Imagine you’ve stored all your wealth in a secure money vault (vault A) and decided to hide the key (Key K) under the doormat of your main entrance. Then, one day, your house is robbed, and the thieves immediately find the key under the mat. Alarming, isn’t it? You know you’re in danger. Now, picture a different approach where you’ve prioritized security: instead of hiding the key under the mat, you lock it inside another vault (vault B), secured with a password that only you know. Your assets are now safer, right?
An HSM (Hardware Security Module) is a device primarily responsible for securely storing keys used for data encryption and decryption. In analogy with the previous example, think of your valuable assets as the sensitive data that needs protection. Just like the vault A secures your assets; encryption secures the sensitive data. Thus, the key of vault A becomes analogous to key used for data encryption. The HSM in fact encrypts this key itself, just like the vault B securely stores the key to vault A. The key role here is played by you, representing the HSM. Just as you store the ultimate passcode for Vault B securely in your memory, the HSM securely stores a master key called as LMK (Local Master Key) in its memory. You use the passcode to unlock vault B and get the keys for vault A, the HSM uses its master key to encrypt/decrypt the keys that is used later for data encryption. Like the passcode for Vault B that only you know, the LMK remains strictly private and secured inside the HSM. This setup ensures that only the HSM can decrypt keys encrypted with the LMK, just as only you can unlock Vault B.

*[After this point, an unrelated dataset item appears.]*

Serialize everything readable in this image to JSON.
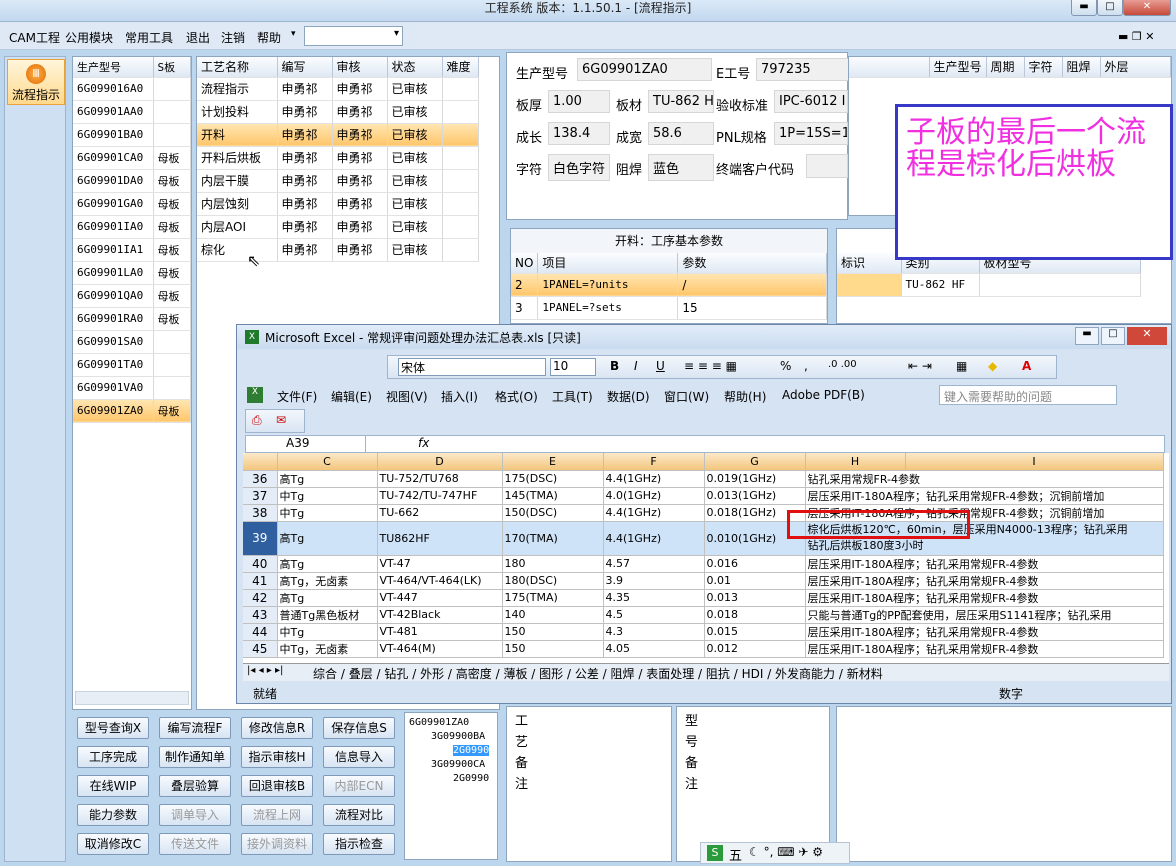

Only the HSM that encrypted the data, or another HSM with identical inbuilt LMKs, can decrypt it. Additionally, the HSM generates the encryption and decryption keys internally. The HSM is incredibly fast, efficiently performing encryption and decryption tasks even under heavy workloads. Its tamper-proof design makes it an ideal choice for securing highly sensitive data in organizations such as banks. Beyond encryption, the HSM can also perform tasks like offset generation, PIN generation, random number generation, and more. All these tasks are assigned various codes called as command code which are sent as a part of command. This code helps the HSM identify which operation it has to perform. HSMs generally have a GUI from where all the admin changes can be done/monitored. To send commands to an HSM, a normal java-based application can be developed. The commands are sent via TCP communication established between the HSM and the application. The HSM understands commands in bytes format, so, the commands sent to HSM needs to be an array of bytes. The HSM response is also in bytes format. Special attention should be paid on the data types and length passed to the HSM, as these are the areas of mistakes that are often difficult to debug.
The image below diagrammatically represents the process of encryption performed using HSM. The steps below clearly explain the complete process:
The java application sends the data (to be encrypted) along with the encryption key (this is the key generated by HSM) to be used for encrypting the user’s data.
The HSM first decrypts the key (sent by the user) using the LMKs stored inside the HSM. The keys are now ready for encrypting the data sent by the user.
The key and the data are passed to the encryption block inside the HSM. The algorithm to be used for encryption can be selected by the user. The algorithms are assigned specific codes which can be passed in the command code.
The data encryption block generates the encrypted data using the keys and the algorithm selected by the user in command code.
The generated data is sent back to the application.
Hence, we can conclude that HSM provides an additional layer of security by encrypting the keys itself. The fact that the keys can be decrypted only by the HSM itself and that the decrypted key can never be revealed to the outer world, makes the HSM an extremely efficient solution for implementing security in critical organizations.